Miller’s novel is almost exclusively concerned with the Battle of Thermopylae, and what additions Snyder and the other screeenwriters made to the script was largely to give the story some context. Most notably they expanded the part of Leonidas’ wife, Queen Gorgo (Lena Headey), who wages a battle of her own on the home front. “The challenge became, if we’re going to hang out with the Spartan queen, what’s her deal? She’s gonna be a badass, right? All we had to go on from the graphic novel and what research I did in history were two lines—‘Come back with your shield or on it,’ and ‘Only Spartan women give birth to real men.’ So if you use those to sketch a character out, you end up with a pretty tough cat.”

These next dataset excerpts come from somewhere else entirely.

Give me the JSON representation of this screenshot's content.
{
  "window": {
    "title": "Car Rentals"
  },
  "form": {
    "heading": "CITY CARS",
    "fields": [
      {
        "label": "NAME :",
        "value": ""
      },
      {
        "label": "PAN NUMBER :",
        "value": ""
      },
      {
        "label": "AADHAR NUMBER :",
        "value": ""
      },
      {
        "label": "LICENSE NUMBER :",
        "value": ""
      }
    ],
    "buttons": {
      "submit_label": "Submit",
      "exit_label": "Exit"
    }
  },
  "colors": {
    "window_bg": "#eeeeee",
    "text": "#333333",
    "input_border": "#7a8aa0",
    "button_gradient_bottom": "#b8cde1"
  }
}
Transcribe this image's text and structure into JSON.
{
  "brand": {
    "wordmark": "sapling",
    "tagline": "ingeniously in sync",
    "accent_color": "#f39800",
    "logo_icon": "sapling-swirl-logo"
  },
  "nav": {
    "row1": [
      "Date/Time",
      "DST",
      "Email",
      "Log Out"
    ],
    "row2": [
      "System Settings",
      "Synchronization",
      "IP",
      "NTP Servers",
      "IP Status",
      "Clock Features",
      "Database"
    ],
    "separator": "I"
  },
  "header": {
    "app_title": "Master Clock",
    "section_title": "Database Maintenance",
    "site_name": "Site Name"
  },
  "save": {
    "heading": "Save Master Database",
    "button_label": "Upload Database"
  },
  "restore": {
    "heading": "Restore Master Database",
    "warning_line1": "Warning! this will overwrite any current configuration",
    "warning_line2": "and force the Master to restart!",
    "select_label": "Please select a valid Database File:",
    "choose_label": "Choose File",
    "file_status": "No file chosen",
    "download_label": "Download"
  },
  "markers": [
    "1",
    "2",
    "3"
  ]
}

The script also creates a scheming politician, Theron (Dominic West), to fill an audience need that Xerxes doesn’t quite fill. “Xerxes is not necessarily the bad guy in the movie,” Snyder explained. “He’s a god king whose attitude is, ‘I need Greece, it’s a thing I need to add to my collection, and you guys happen to be in my way.’ The offer he makes the Greeks is really not that bad, if you look at it as a contract. So Theron is there to give the movie a bad guy for you to hate, who isn’t abstract. Xerxes is like Darth Vader in Star Wars—you don’t hate Darth Vader, he just is.”